Local private banks are hiring whatever executives they can from UBS and Credit Suisse, leading to a job change frenzy. However, the institutions' behavior is by no means irrational.

The times when Lombard Odier cultivated a low profile among Geneva private banks are over. The Sunday press even writes about personnel changes at one of the most sought-after addresses in Switzerland for bankers willing to change jobs.

The tradition-rich bank succeeded in attracting executives not only from acquired Credit Suisse but also from UBS. Sabine Heller, designated regional director of UBS, moved to Lombard Odier in Zurich, replacing Andreas Arni, the previous head of the Zurich office.

Salary Packages Under Fire

The changes are not without criticism. In addition to Lombard Odier, the private banks seeking to profit from the takeover of Credit Suisse include LGT, Julius Baer, and EFG International, who are dangling exorbitant wage packages. Observers say this cannot be profitable for the banks, and the short-term hiring bonanza will result in a medium-term hangover.

One-Time Opportunity

But the question is whether medium-term planning plays any role at all at the moment. UBS admits the takeover of Credit Suisse offers once-in-a-generation opportunities, and those not seizing them are in danger of going away empty-handed. Every day the integration of Credit Suisse progresses, the window of opportunity for wooing away employees closes a bit more.

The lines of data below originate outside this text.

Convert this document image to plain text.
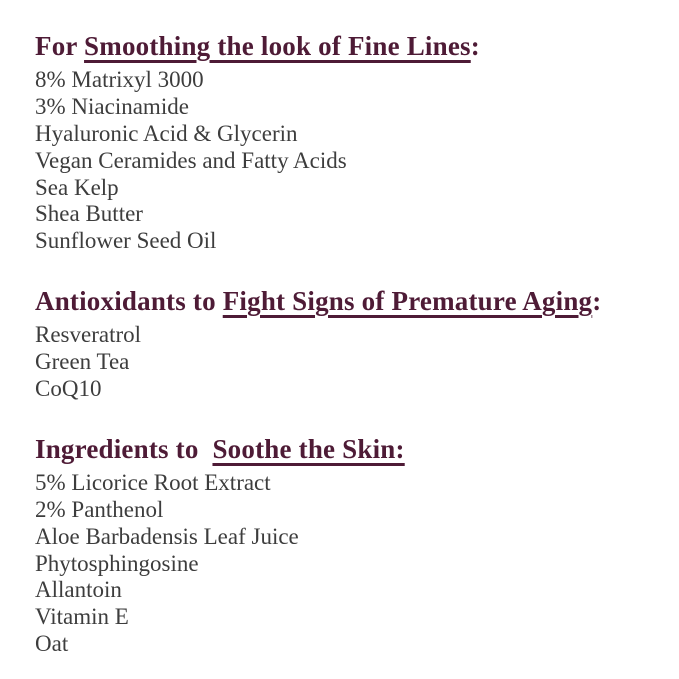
For Smoothing the look of Fine Lines:
8% Matrixyl 3000
3% Niacinamide
Hyaluronic Acid & Glycerin
Vegan Ceramides and Fatty Acids
Sea Kelp
Shea Butter
Sunflower Seed Oil
Antioxidants to Fight Signs of Premature Aging:
Resveratrol
Green Tea
CoQ10
Ingredients to  Soothe the Skin:
5% Licorice Root Extract
2% Panthenol
Aloe Barbadensis Leaf Juice
Phytosphingosine
Allantoin
Vitamin E
Oat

EFG's chairman, Alexander Classen, summed this up in May, saying there was a month left to recruit Credit Suisse staff. Their growth ambitions and the fear of missing out seemed to put medium-sized private banks in a hiring frenzy.

Pushing the Envelope

«There's currently a mood in Swiss private banking comparable to the crypto boom of a few years ago,» says Klaus Biermann. «Players are trying to push into the void left by Credit Suisse at virtually any price,» said the co-founder and partner of executive research firm Biermann Neff, a participant in the hotly contested market.

Biermann believes it's possible that seven-figure compensation sums are currently being paid for senior Credit Suisse staff. «But the high salaries shouldn't be understood as expenses per se,» he argues, but as investments to build future success.

Expertise in Demand

While investments were made in code and applications in Silicon Valley and blockchain protocols in Zug's Crypto Valley, the most crucial asset in Swiss private banking is in client advisors or bank executives able to provide complex services for a rich and super-rich clientele.

The latter expertise distinguishes those coming from major banks, among them numerous specialists working for years at the nexus between private and investment banking or corporate business. There, they've learned to design bespoke financial products and complicated asset structures for their clients.

Those wanting to lure wealthy private clients of Credit Suisse and UBS with asset management alone, they say, won't get very far.

A Downward Spiral?

So it's a matter of building these offerings as long as the talent is available and clients are willing to switch.

To be sure, UBS hasn't remained idle. It's luring Credit Suisse's top people with incentives and stepped-up retention measures among its clientele. According to reports, it's lowering fees to do so, a potentially momentous decision «That could lead to a downward spiral in revenues across the industry, which in turn would impact salaries,» Biermann points out.

Don't Hold Your Breath

Still, he sees reasons for the froth on the job market to subside. «The smaller and mid-sized and Swiss private banks are often in the hands of families and partners who have a lot of influence in the company and are entrepreneurial,» he cautions. «If the investment in personnel doesn't pay off, they take action relatively quickly.»

Received with much fanfare today, quietly exited tomorrow. Bankers currently arriving at smaller institutions and sometimes displacing veterans could one day suffer the same fate. The promised expensive salary packages will likely accelerate this development further.

Pressure to Succeed

Newcomers are under pressure to succeed from day one, especially since the rule of thumb in private banking is that if you can't take your clients to your new employer in the first three months, you'll fail later. Usually, 5 to 10 percent of clients follow an advisor, but in special situations like the demise of Credit Suisse, the bar is higher.

«It is to be expected some newcomers from the major banks won't reach the ambitious targets and will have move on or moved out on in two to three years,» Biermann expects.

The private banks hope that at least some of the seeds from the current poaching bonanza will have sprouted by then.